Concerns that Pippi's defiance of conventions might challenge established educational values sparkled hot discussion at a press conference for a musical adaptation of the children's story.

The debate came as the musical Pippi Longstocking, jointly produced by Chinese and Swedish teams, ready for its opening curtain at the Beijing's China Children's Art Theater (CCAT) last year, an event to celebrate the 100th birth anniversary of Astrid Lindgren.

Despite her naughtiness, Pippi is kind, generous and brave, always ready to offer help to those in need, says Staffan Gotestam, Swedish director of the musical, who has staged the musical seven times.

Since the birth of her character, Pippi has long been enjoyed popularity with children around the world, Gotestam says. It has become a seminal work in children's literature, translated into some 90 languages.

The Pippi story is full of playfulness, which helps release children's inherent potential, says Zhou Yuyuan, CCAT president.

The family musical brought a whirlwind of joy to the Chinese audience of children and their parents, allowing them to share Pippi's impishness, goodness and sincerity, Zhou says.

In spite of her extraordinary strength, she never abuses her power and sees to it that nobody else does either. She has a well-honed sense of justice and fair play.

Pippi Longstocking: a global gift to children

In some sense, the fictional heroin has helped throw off psychological shackles of women's social role imposed by costumes.

Feminists who grew up with Pippi Longstocking on their bookshelves recall how this reading experience changed them forever.

The familiar figure became a new role model and a cradle for female assertiveness.

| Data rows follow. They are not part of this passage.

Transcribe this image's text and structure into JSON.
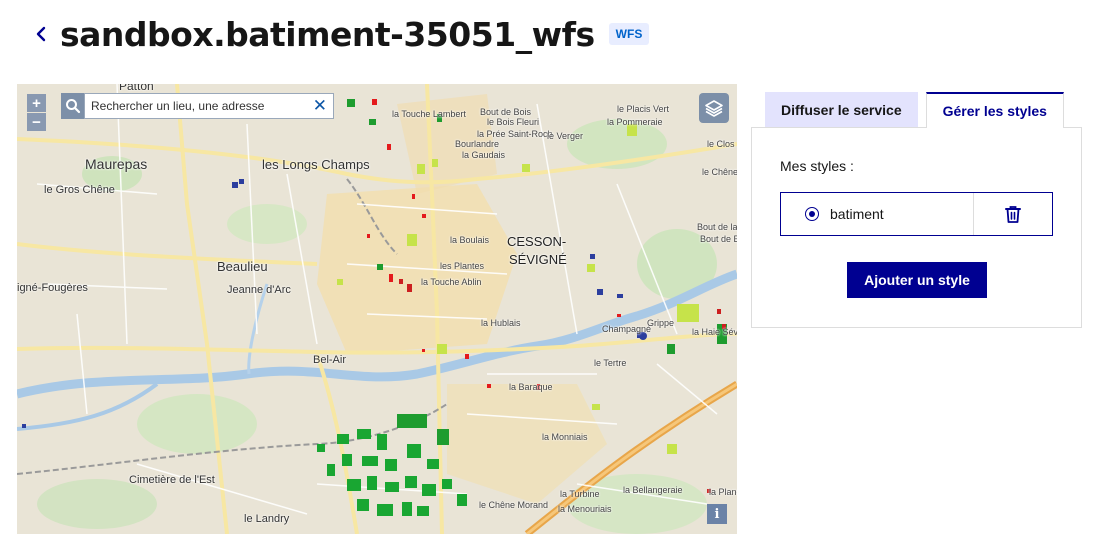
{
  "header": {
    "back_icon": "chevron-left-icon",
    "title": "sandbox.batiment-35051_wfs",
    "badge": "WFS"
  },
  "map": {
    "zoom_in": "+",
    "zoom_out": "−",
    "search_placeholder": "Rechercher un lieu, une adresse",
    "clear_icon": "✕",
    "info_label": "i",
    "places": {
      "patton": "Patton",
      "maurepas": "Maurepas",
      "gros_chene": "le Gros Chêne",
      "longs_champs": "les Longs Champs",
      "beaulieu": "Beaulieu",
      "jeanne_darc": "Jeanne d'Arc",
      "fougeres": "igné-Fougères",
      "cesson": "CESSON-",
      "sevigne": "SÉVIGNÉ",
      "bel_air": "Bel-Air",
      "cimetiere": "Cimetière de l'Est",
      "landry": "le Landry",
      "touche_lambert": "la Touche Lambert",
      "bout_de_bois": "Bout de Bois",
      "bois_fleuri": "le Bois Fleuri",
      "placis_vert": "le Placis Vert",
      "pommeraie": "la Pommeraie",
      "pree_saint_roch": "la Prée Saint-Roch",
      "le_verger": "le Verger",
      "bourlandre": "Bourlandre",
      "gaudais": "la Gaudais",
      "le_clos": "le Clos",
      "boulais": "la Boulais",
      "les_plantes": "les Plantes",
      "touche_ablin": "la Touche Ablin",
      "hublais": "la Hublais",
      "champagne": "Champagné",
      "grippe": "Grippe",
      "haie_sevigne": "la Haie Sévig",
      "tertre": "le Tertre",
      "baraque": "la Baraque",
      "monniais": "la Monniais",
      "turbine": "la Turbine",
      "bellangeraie": "la Bellangeraie",
      "planch": "la Planch",
      "chene_morand": "le Chêne Morand",
      "menouriais": "la Menouriais",
      "chene_vert": "le Chêne V",
      "bout_de_la_lande": "Bout de la Lande",
      "bout_de_bas": "Bout de Bas"
    }
  },
  "tabs": [
    {
      "label": "Diffuser le service",
      "active": false
    },
    {
      "label": "Gérer les styles",
      "active": true
    }
  ],
  "styles_panel": {
    "label": "Mes styles :",
    "styles": [
      {
        "name": "batiment",
        "selected": true
      }
    ],
    "delete_icon": "trash-icon",
    "add_button": "Ajouter un style"
  },
  "colors": {
    "primary": "#000091",
    "badge_bg": "#e8edff",
    "badge_text": "#0063cb",
    "tab_inactive_bg": "#e3e3fd"
  }
}
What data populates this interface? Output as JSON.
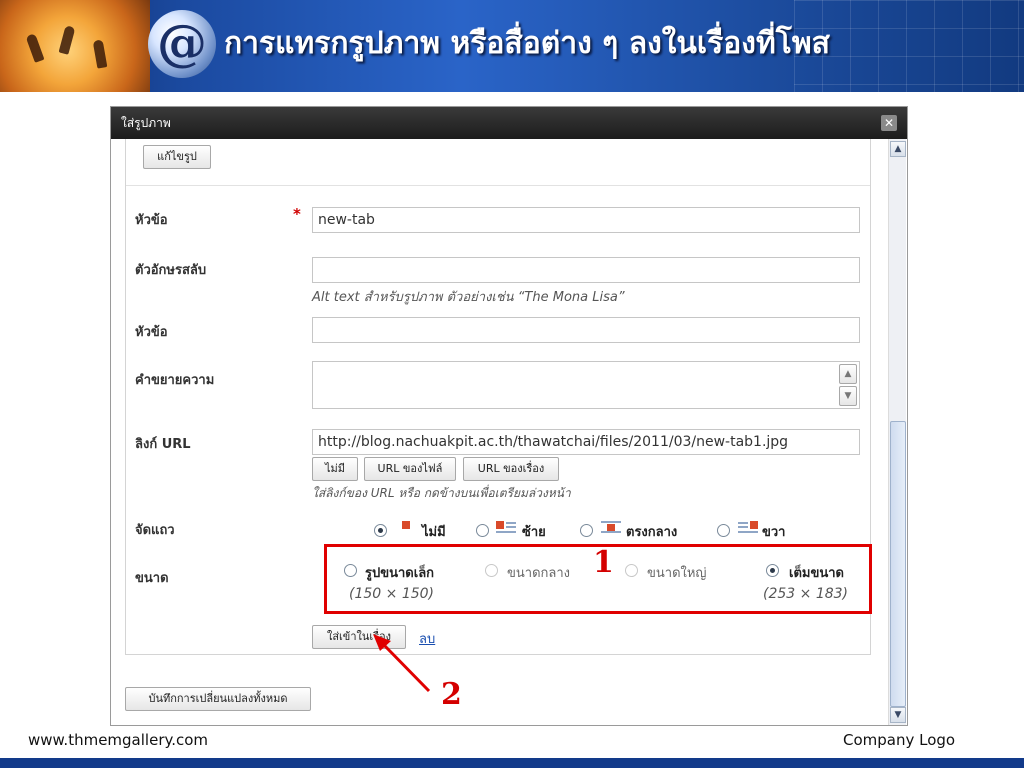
{
  "slide": {
    "title": "การแทรกรูปภาพ หรือสื่อต่าง ๆ ลงในเรื่องที่โพส",
    "footer_left": "www.thmemgallery.com",
    "footer_right": "Company Logo"
  },
  "dialog": {
    "title": "ใส่รูปภาพ",
    "close_glyph": "✕",
    "edit_image_button": "แก้ไขรูป",
    "fields": {
      "title_label": "หัวข้อ",
      "title_value": "new-tab",
      "alt_label": "ตัวอักษรสลับ",
      "alt_value": "",
      "alt_hint": "Alt text สำหรับรูปภาพ ตัวอย่างเช่น “The Mona Lisa”",
      "caption_label": "หัวข้อ",
      "caption_value": "",
      "description_label": "คำขยายความ",
      "description_value": "",
      "link_label": "ลิงก์ URL",
      "link_value": "http://blog.nachuakpit.ac.th/thawatchai/files/2011/03/new-tab1.jpg",
      "link_buttons": [
        "ไม่มี",
        "URL ของไฟล์",
        "URL ของเรื่อง"
      ],
      "link_hint": "ใส่ลิงก์ของ URL หรือ กดข้างบนเพื่อเตรียมล่วงหน้า"
    },
    "alignment": {
      "label": "จัดแถว",
      "options": [
        "ไม่มี",
        "ซ้าย",
        "ตรงกลาง",
        "ขวา"
      ],
      "selected": "ไม่มี"
    },
    "size": {
      "label": "ขนาด",
      "options": [
        "รูปขนาดเล็ก",
        "ขนาดกลาง",
        "ขนาดใหญ่",
        "เต็มขนาด"
      ],
      "selected": "เต็มขนาด",
      "small_dims": "(150 × 150)",
      "full_dims": "(253 × 183)"
    },
    "insert_button": "ใส่เข้าในเรื่อง",
    "delete_link": "ลบ",
    "save_all_button": "บันทึกการเปลี่ยนแปลงทั้งหมด",
    "scroll_up_glyph": "▲",
    "scroll_down_glyph": "▼",
    "textarea_up_glyph": "▲",
    "textarea_down_glyph": "▼"
  },
  "annotations": {
    "marker_1": "1",
    "marker_2": "2",
    "highlight_color": "#e00000"
  }
}
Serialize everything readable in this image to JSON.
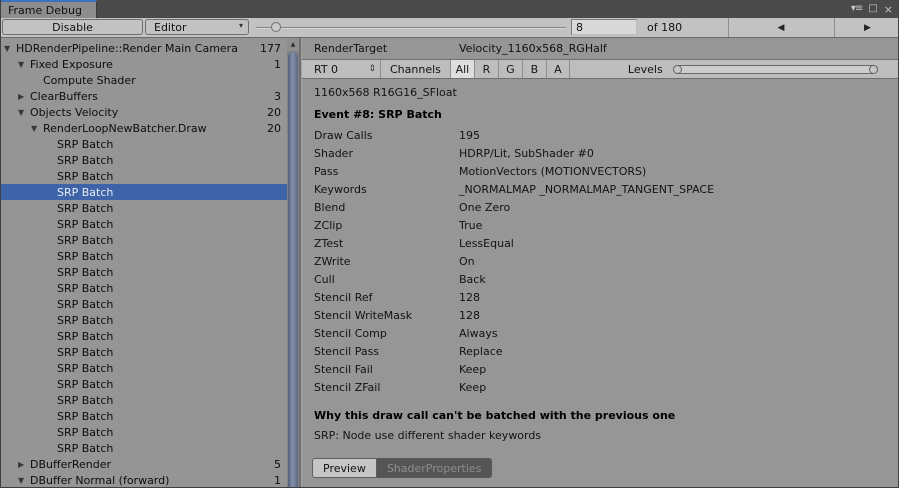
{
  "window": {
    "tab_title": "Frame Debug",
    "controls": {
      "menu": "▾≡",
      "maximize": "□",
      "close": "×"
    }
  },
  "icons": {
    "up_arrow": "▲",
    "prev": "◀",
    "next": "▶",
    "dropdown": "▾",
    "updown": "⇕"
  },
  "toolbar": {
    "disable_label": "Disable",
    "editor_label": "Editor",
    "frame_value": "8",
    "frame_total_label": "of 180",
    "slider": {
      "value": 8,
      "max": 180
    }
  },
  "tree": {
    "items": [
      {
        "label": "HDRenderPipeline::Render Main Camera",
        "count": "177",
        "level": 0,
        "arrow": "▼"
      },
      {
        "label": "Fixed Exposure",
        "count": "1",
        "level": 1,
        "arrow": "▼"
      },
      {
        "label": "Compute Shader",
        "count": "",
        "level": 2,
        "arrow": ""
      },
      {
        "label": "ClearBuffers",
        "count": "3",
        "level": 1,
        "arrow": "▶"
      },
      {
        "label": "Objects Velocity",
        "count": "20",
        "level": 1,
        "arrow": "▼"
      },
      {
        "label": "RenderLoopNewBatcher.Draw",
        "count": "20",
        "level": 2,
        "arrow": "▼"
      },
      {
        "label": "SRP Batch",
        "count": "",
        "level": 3,
        "arrow": ""
      },
      {
        "label": "SRP Batch",
        "count": "",
        "level": 3,
        "arrow": ""
      },
      {
        "label": "SRP Batch",
        "count": "",
        "level": 3,
        "arrow": ""
      },
      {
        "label": "SRP Batch",
        "count": "",
        "level": 3,
        "arrow": "",
        "selected": true
      },
      {
        "label": "SRP Batch",
        "count": "",
        "level": 3,
        "arrow": ""
      },
      {
        "label": "SRP Batch",
        "count": "",
        "level": 3,
        "arrow": ""
      },
      {
        "label": "SRP Batch",
        "count": "",
        "level": 3,
        "arrow": ""
      },
      {
        "label": "SRP Batch",
        "count": "",
        "level": 3,
        "arrow": ""
      },
      {
        "label": "SRP Batch",
        "count": "",
        "level": 3,
        "arrow": ""
      },
      {
        "label": "SRP Batch",
        "count": "",
        "level": 3,
        "arrow": ""
      },
      {
        "label": "SRP Batch",
        "count": "",
        "level": 3,
        "arrow": ""
      },
      {
        "label": "SRP Batch",
        "count": "",
        "level": 3,
        "arrow": ""
      },
      {
        "label": "SRP Batch",
        "count": "",
        "level": 3,
        "arrow": ""
      },
      {
        "label": "SRP Batch",
        "count": "",
        "level": 3,
        "arrow": ""
      },
      {
        "label": "SRP Batch",
        "count": "",
        "level": 3,
        "arrow": ""
      },
      {
        "label": "SRP Batch",
        "count": "",
        "level": 3,
        "arrow": ""
      },
      {
        "label": "SRP Batch",
        "count": "",
        "level": 3,
        "arrow": ""
      },
      {
        "label": "SRP Batch",
        "count": "",
        "level": 3,
        "arrow": ""
      },
      {
        "label": "SRP Batch",
        "count": "",
        "level": 3,
        "arrow": ""
      },
      {
        "label": "SRP Batch",
        "count": "",
        "level": 3,
        "arrow": ""
      },
      {
        "label": "DBufferRender",
        "count": "5",
        "level": 1,
        "arrow": "▶"
      },
      {
        "label": "DBuffer Normal (forward)",
        "count": "1",
        "level": 1,
        "arrow": "▼"
      }
    ]
  },
  "inspector": {
    "render_target": {
      "label": "RenderTarget",
      "value": "Velocity_1160x568_RGHalf"
    },
    "rt_toolbar": {
      "rt_select_value": "RT 0",
      "channels_label": "Channels",
      "channel_buttons": [
        {
          "label": "All",
          "active": true
        },
        {
          "label": "R"
        },
        {
          "label": "G"
        },
        {
          "label": "B"
        },
        {
          "label": "A"
        }
      ],
      "levels_label": "Levels"
    },
    "format_line": "1160x568 R16G16_SFloat",
    "event_header": "Event #8: SRP Batch",
    "details": [
      {
        "label": "Draw Calls",
        "value": "195"
      },
      {
        "label": "Shader",
        "value": "HDRP/Lit, SubShader #0"
      },
      {
        "label": "Pass",
        "value": "MotionVectors (MOTIONVECTORS)"
      },
      {
        "label": "Keywords",
        "value": "_NORMALMAP _NORMALMAP_TANGENT_SPACE"
      },
      {
        "label": "Blend",
        "value": "One Zero"
      },
      {
        "label": "ZClip",
        "value": "True"
      },
      {
        "label": "ZTest",
        "value": "LessEqual"
      },
      {
        "label": "ZWrite",
        "value": "On"
      },
      {
        "label": "Cull",
        "value": "Back"
      },
      {
        "label": "Stencil Ref",
        "value": "128"
      },
      {
        "label": "Stencil WriteMask",
        "value": "128"
      },
      {
        "label": "Stencil Comp",
        "value": "Always"
      },
      {
        "label": "Stencil Pass",
        "value": "Replace"
      },
      {
        "label": "Stencil Fail",
        "value": "Keep"
      },
      {
        "label": "Stencil ZFail",
        "value": "Keep"
      }
    ],
    "note_title": "Why this draw call can't be batched with the previous one",
    "note_body": "SRP: Node use different shader keywords",
    "bottom_tabs": [
      {
        "label": "Preview",
        "variant": "light"
      },
      {
        "label": "ShaderProperties",
        "variant": "dark"
      }
    ]
  },
  "colors": {
    "accent_tab_line": "#3e72b8",
    "selection_blue": "#3e63a8",
    "toolbar_bg": "#c2c2c2",
    "panel_bg": "#969696",
    "chrome_bg": "#4a4a4a"
  }
}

With Pippi around, the world becomes a stage and a playground, and life becomes a big adventure.

Pippi Longstocking, one of the world's best bedtime stories, was created in the 1940s when new ideas about child education and psychology emerged.

Lindgren participated in the then-heated public debate as a proponent of child-centered education that focuses on respect for children that recognizes their thoughts and feelings.

It is reflected in Lindgren's writing. However she tells the tale, she always thinks of her primary audience and uses child-oriented writing. She offers a world close to nature and full of simple joys, an innocence lost by many in the industrial age.

Fairly early in her career, Lindgren received the Hans Christian Andersen Medal, considered the Nobel Prize for children's literature.

In addition to many prizes for children's writing, Lindgren received a number of awards for adult fiction, including the Danish Academy's Karen Blixen Medal, Russia's Leo Tolstoy Medal and Chile's Gabriela Mistral Prize.

Lindgren's gift for storytelling is only part of the picture. Both in her life and in her fiction, she consistently sided with the powerless and abused, be they children, adults or animals.

The 1978 Peace Prize of the German Book Trade and the 1989 Albert Schweitzer Medal, awarded by the animal Welfare Institute of the United States recognized her humanitarian and compassionate accomplishments.

Two prizes have been established in her name - the Astrid Lindgren Prize established by the publishers Raben & Sjogren on the occasion of her 60th birthday in 1967 and the Astrid Lindgren Memorial Award created by the Swedish government after her death in 2002.